Tiagabine was also found to be a potent anticonvulsant in the Frings AGS mouse. This finding is in keeping with its previously demonstrated anticonvulsant activity (Suzdak and Jansen, 1995). Interestingly, tiagabine was less potent as an anticonvulsant than might be predicted by its ability to inhibit GABA uptake. For example, compared with exo-THPO and its N-alkylated analogs, tiagabine was between 100- and 1000-fold more potent as an inhibitor of GABA uptake; however, it was only 2.5- to 7-fold more potent as an anticonvulsant. At the present time, there is no obvious explanation for this interesting dichotomy.

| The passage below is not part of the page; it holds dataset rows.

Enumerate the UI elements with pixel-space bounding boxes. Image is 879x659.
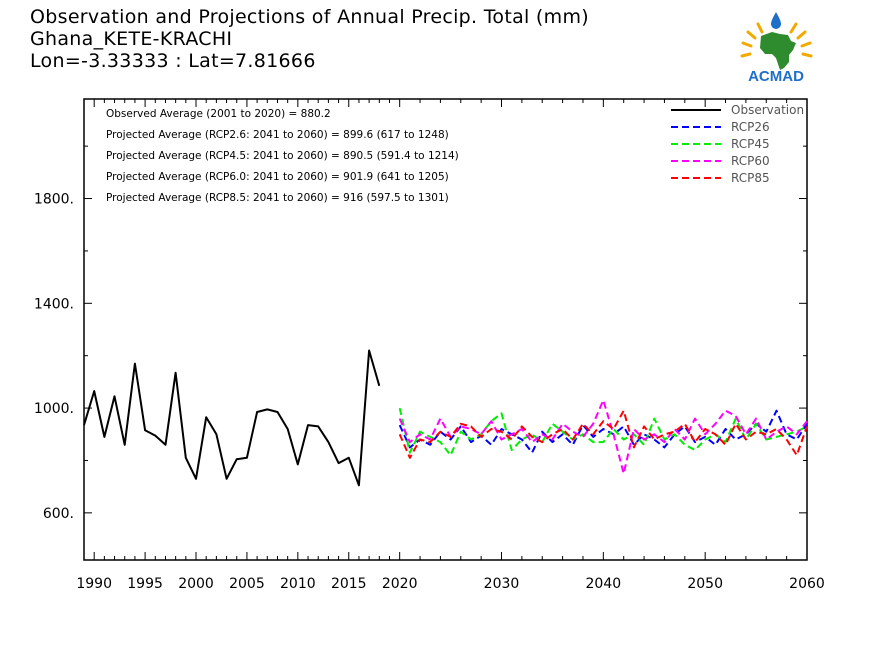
x-tick-label: 2015 [331,576,367,592]
chart-title: Observation and Projections of Annual Pr… [30,6,589,28]
x-tick-label: 2005 [229,576,265,592]
station-name: Ghana_KETE-KRACHI [30,28,233,50]
x-tick-label: 2020 [382,576,418,592]
x-tick-label: 1995 [127,576,163,592]
africa-map-logo-icon [740,12,813,70]
y-tick-label: 1800. [34,192,74,208]
y-tick-label: 1400. [34,296,74,312]
legend-label-rcp85: RCP85 [731,171,770,185]
x-tick-label: 2040 [586,576,622,592]
series-layer [83,349,808,487]
x-axis: 1990 1995 2000 2005 2010 2015 2020 2030 2040 2050… [76,99,825,592]
series-line-rcp85 [398,409,808,459]
series-line-rcp45 [398,407,808,457]
stat-rcp60: Projected Average (RCP6.0: 2041 to 2060)… [106,171,449,183]
stat-rcp45: Projected Average (RCP4.5: 2041 to 2060)… [106,150,459,162]
legend-label-rcp26: RCP26 [731,120,770,134]
legend-label-rcp45: RCP45 [731,137,770,151]
legend-label-observation: Observation [731,103,804,117]
y-axis: 600. 1000. 1400. 1800. [34,145,807,522]
logo-text: ACMAD [748,68,804,84]
y-tick-label: 600. [43,506,74,522]
x-tick-label: 2050 [687,576,723,592]
legend-label-rcp60: RCP60 [731,154,770,168]
series-line-observation [83,349,381,487]
acmad-logo: ACMAD [740,12,813,84]
x-tick-label: 1990 [76,576,112,592]
stat-rcp85: Projected Average (RCP8.5: 2041 to 2060)… [106,192,449,204]
x-tick-label: 2060 [789,576,825,592]
x-tick-label: 2010 [280,576,316,592]
series-line-rcp60 [398,399,808,475]
plot-frame [83,98,808,561]
legend: Observation RCP26 RCP45 RCP60 RCP85 [671,103,804,185]
station-coordinates: Lon=-3.33333 : Lat=7.81666 [30,50,316,72]
x-tick-label: 2030 [484,576,520,592]
stat-rcp26: Projected Average (RCP2.6: 2041 to 2060)… [106,129,449,141]
x-tick-label: 2000 [178,576,214,592]
title-block: Observation and Projections of Annual Pr… [30,6,589,72]
series-line-rcp26 [398,409,808,454]
stats-annotations: Observed Average (2001 to 2020) = 880.2 … [106,108,459,204]
y-tick-label: 1000. [34,401,74,417]
stat-observed: Observed Average (2001 to 2020) = 880.2 [106,108,331,120]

However, it should be noted that the actual concentration of tiagabine at the site of action could be lower than predicted from the amount injected because the onset of action of tiagabine was delayed considerably from the time of injection, a phenomenon not seen for the exo-THPO family of compounds.

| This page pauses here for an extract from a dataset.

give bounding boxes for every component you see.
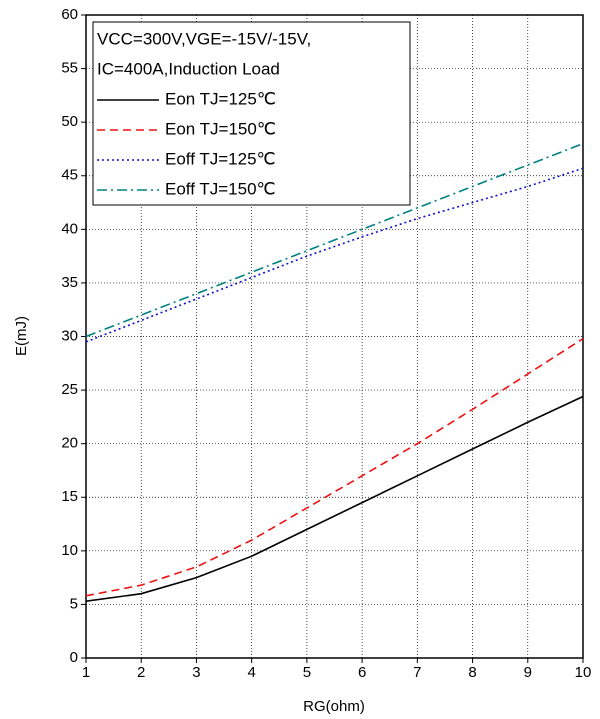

Previous investigations have shown the O-pivaloyloxymethyl prodrug of N-methyl-exo-THPO to be active against isoniazid-induced seizures (Falch et al., 1999). The present study found this prodrug to be active against audiogenic seizures after i.p. administration to Frings mice. After i.p. administration, this prodrug displayed a time- and dose-dependent inhibition of audiogenic seizures that is thought to result from the cleavage of the pivaloyloxymethyl from the parent compound upon entrance into the CNS. As noted in the time course study (Fig. 5, inset) a dramatic decrease in anticonvulsant activity was observed 60 min after i.p. administration. This differs from the rather long duration of action observed after i.c.v. administration of the parent compound (i.e., more than 2 h). This may be explained in part by a relatively rapid peripheral metabolism of the prodrug before penetration of the BBB. By decreasing the total amount available, less of the prodrug is therefore available for cleavage of the pivaloyloxymethyl group upon entrance into the CNS. Interestingly, the direct i.c.v. injection of the prodrug into the ventricular compartment of the brain failed to exert an anticonvulsant action. This apparent discrepancy is explained in part by the presence of marked toxicity after i.c.v. administration of the prodrug that was not observed after i.c.v. administration of the parent compound. Nonetheless, the results of the present study when coupled with previous findings in the isoniazid seizure model (Falch et al., 1999) confirm the validity of the prodrug approach and may represent a viable formulation for the systemic administration of N-methyl-exo-THPO and other bicyclic isoxazole derivatives. Alternatively, more lipophilic analogs could be developed to enhance penetration of the BBB while at the same time preserving the glial selectivity of N-methyl-exo-THPO.

Surprisingly, N-methyl-exo-THPO was found to be only 2-fold less potent than tiagabine as an anticonvulsant. This observation, taken together with the finding that N-methyl-exo-THPO-treated animals perform better than tiagabine-treated mice in the rotarod toxicity test, suggests that this new class of GABA transport inhibitors may represent a better tolerated alternative to tiagabine as antiseizure agents. Clearly, testing of these compounds is at a very early stage of development and other seizure models must be evaluated before conclusions can be reached regarding the overall therapeutic potential of this class of compounds. Nonetheless, the results of the present investigation support the continued evaluation of this class of compounds as anticonvulsants and development of more lipophilic analogs.